You are being inconsistent in your expressions here. This makes this conversation a matter of guesswork.

Will you take seriously, the evidence that the video creator has a long history of bad faith? If so, why keep trying to advance his video? If not, then that is where this discussion is.

  • The larger story is everywhere:

    https://www.youtube.com/watch?v=SDWWDyckVxk

    This hit the news a few weeks ago. Nick's coverage is a specific branch that has not been covered yet.

    I also asked you early on in our discussion which journalist you would trust, and you did not answer. I like Nick Shirley, and I don't think he does bad faith reporting. If that sentence makes you want to leave the conversation, then congrats, just another leftist that does not want to engage on the arguments. I answered your question, now you answer mine.

    • > I like Nick Shirley, and I don't think he does bad faith reporting.

      This seems to be where we're at then. Is your position that the specifics of Shirley's activities (reported by Reuters) are

         1) things that did happen or
         2) things that didn't happen?
      

      Reuters ref: https://www.reuters.com/world/us/pro-trump-influencers-fire-...
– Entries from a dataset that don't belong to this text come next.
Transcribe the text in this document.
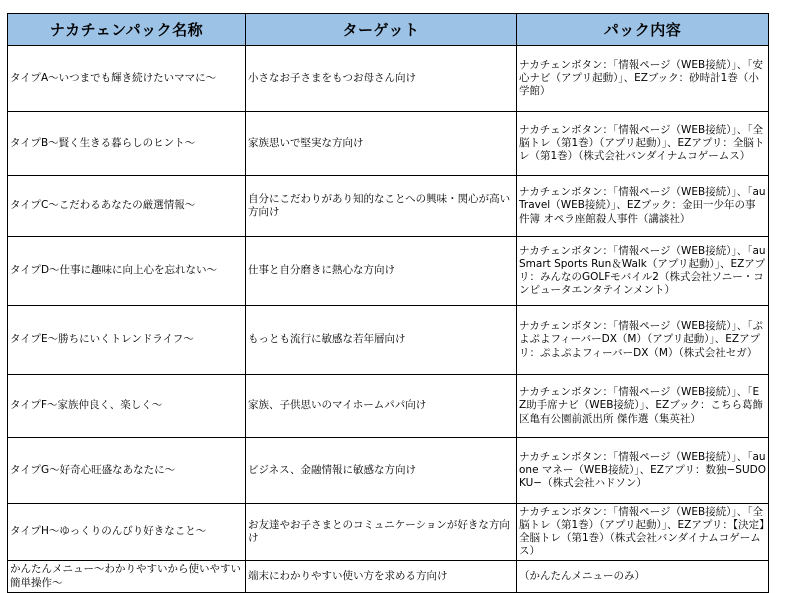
ナカチェンパック名称	ターゲット	パック内容
タイプA〜いつまでも輝き続けたいママに〜	小さなお子さまをもつお母さん向け	ナカチェンボタン：「情報ページ（WEB接続）」、「安心ナビ（アプリ起動）」、EZブック：砂時計1巻（小学館）
タイプB〜賢く生きる暮らしのヒント〜	家族思いで堅実な方向け	ナカチェンボタン：「情報ページ（WEB接続）」、「全脳トレ（第1巻）（アプリ起動）」、EZアプリ：全脳トレ（第1巻）（株式会社バンダイナムコゲームス）
タイプC〜こだわるあなたの厳選情報〜	自分にこだわりがあり知的なことへの興味・関心が高い方向け	ナカチェンボタン：「情報ページ（WEB接続）」、「au Travel（WEB接続）」、EZブック：金田一少年の事件簿 オペラ座館殺人事件（講談社）
タイプD〜仕事に趣味に向上心を忘れない〜	仕事と自分磨きに熱心な方向け	ナカチェンボタン：「情報ページ（WEB接続）」、「au Smart Sports Run＆Walk（アプリ起動）」、EZアプリ：みんなのGOLFモバイル2（株式会社ソニー・コンピュータエンタテインメント）
タイプE〜勝ちにいくトレンドライフ〜	もっとも流行に敏感な若年層向け	ナカチェンボタン：「情報ページ（WEB接続）」、「ぷよぷよフィーバーDX（M）（アプリ起動）」、EZアプリ：ぷよぷよフィーバーDX（M）（株式会社セガ）
タイプF〜家族仲良く、楽しく〜	家族、子供思いのマイホームパパ向け	ナカチェンボタン：「情報ページ（WEB接続）」、「EZ助手席ナビ（WEB接続）」、EZブック：こちら葛飾区亀有公園前派出所 傑作選（集英社）
タイプG〜好奇心旺盛なあなたに〜	ビジネス、金融情報に敏感な方向け	ナカチェンボタン：「情報ページ（WEB接続）」、「au one マネー（WEB接続）」、EZアプリ：数独−SUDOKU−（株式会社ハドソン）
タイプH〜ゆっくりのんびり好きなこと〜	お友達やお子さまとのコミュニケーションが好きな方向け	ナカチェンボタン：「情報ページ（WEB接続）」、「全脳トレ（第1巻）（アプリ起動）」、EZアプリ：【決定】全脳トレ（第1巻）（株式会社バンダイナムコゲームス）
かんたんメニュー〜わかりやすいから使いやすい簡単操作〜	端末にわかりやすい使い方を求める方向け	（かんたんメニューのみ）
      I'm not big on gotchas btw. I'm obvious with my intent because it's productive.

      Disclosure that I am a recovering conservative.

    • > I also asked you early on in our discussion which journalist you would trust, and you did not answer.

      Anyone at Techdirt. Joseph Cox and likely anyone at 404 Media. April Glaser, Marcy Wheeler, Elizabeth Nolan Brown (mostly editor now). Others (not coming to mind atm).